8. The method according to any one of claims 1 to 7, wherein the step of the working node responding to the cloud service request initiated by the tenant according to the working quota corresponding to the working node comprises the following steps:

9. The method according to any one of claims 1 to 8, wherein the working node responds to the cloud service request initiated by the tenant according to its corresponding working quota, further comprising:

after the working node receives a cloud service request initiated by a tenant, if the working limit corresponding to the working node is not remained, the working node provides a limit application request to the cloud service system, and when the cloud service total limit is still remained, the working limit distributed to the working node by the cloud service system based on the remaining limit is received to respond to the cloud service request.

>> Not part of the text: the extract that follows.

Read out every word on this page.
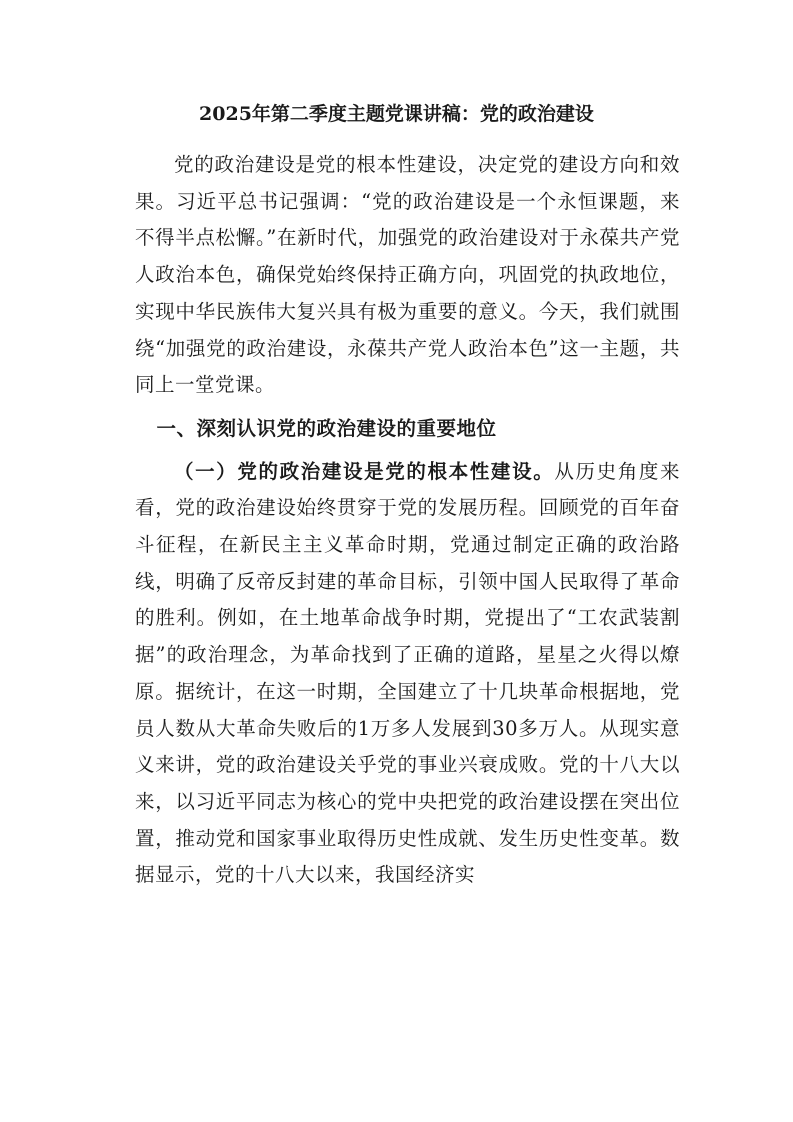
2025年第二季度主题党课讲稿：党的政治建设

党的政治建设是党的根本性建设，决定党的建设方向和效果。习近平总书记强调：“党的政治建设是一个永恒课题，来不得半点松懈。”在新时代，加强党的政治建设对于永葆共产党人政治本色，确保党始终保持正确方向，巩固党的执政地位，实现中华民族伟大复兴具有极为重要的意义。今天，我们就围绕“加强党的政治建设，永葆共产党人政治本色”这一主题，共同上一堂党课。

一、深刻认识党的政治建设的重要地位

（一）党的政治建设是党的根本性建设。从历史角度来看，党的政治建设始终贯穿于党的发展历程。回顾党的百年奋斗征程，在新民主主义革命时期，党通过制定正确的政治路线，明确了反帝反封建的革命目标，引领中国人民取得了革命的胜利。例如，在土地革命战争时期，党提出了“工农武装割据”的政治理念，为革命找到了正确的道路，星星之火得以燎原。据统计，在这一时期，全国建立了十几块革命根据地，党员人数从大革命失败后的1万多人发展到30多万人。从现实意义来讲，党的政治建设关乎党的事业兴衰成败。党的十八大以来，以习近平同志为核心的党中央把党的政治建设摆在突出位置，推动党和国家事业取得历史性成就、发生历史性变革。数据显示，党的十八大以来，我国经济实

10. The method of claim 9, further comprising:

after the working node provides an amount application request to the cloud service system, if the cloud service total amount is not remained, the cloud service request is forwarded to other working nodes with remained working amounts for processing.

11. The method according to any one of claims 1-10, further comprising:

and the working node charges a cloud service request initiated by a tenant.

12. The method of any of claims 1-11, wherein the cloud service comprises an AI cloud service; the acquiring of the cloud service total amount applied by the tenant to the cloud service system comprises the following steps:

acquiring an AI cloud service total amount applied by a tenant to the cloud service system;

the allocating work quota to the work node corresponding to the tenant and included in the distributed architecture based on the cloud service total quota, so that the work node responds to the cloud service request initiated by the tenant according to the work quota corresponding to the work node, includes:

13. A cloud service request response device is applied to a cloud service system; characterized in that the device comprises:

the acquisition module is used for acquiring a cloud service total amount applied by a tenant to the cloud service system; wherein the cloud service system comprises a system constructed based on a distributed architecture;

14. An electronic device, characterized in that the device comprises:

a processor;

a memory for storing the processor-executable instructions;

wherein the processor is configured to invoke executable instructions stored in the memory to implement the cloud service request response method of any of claims 1-12.

15. A computer-readable storage medium, characterized in that the storage medium stores a computer program for executing the cloud service request response method according to any one of claims 1 to 12.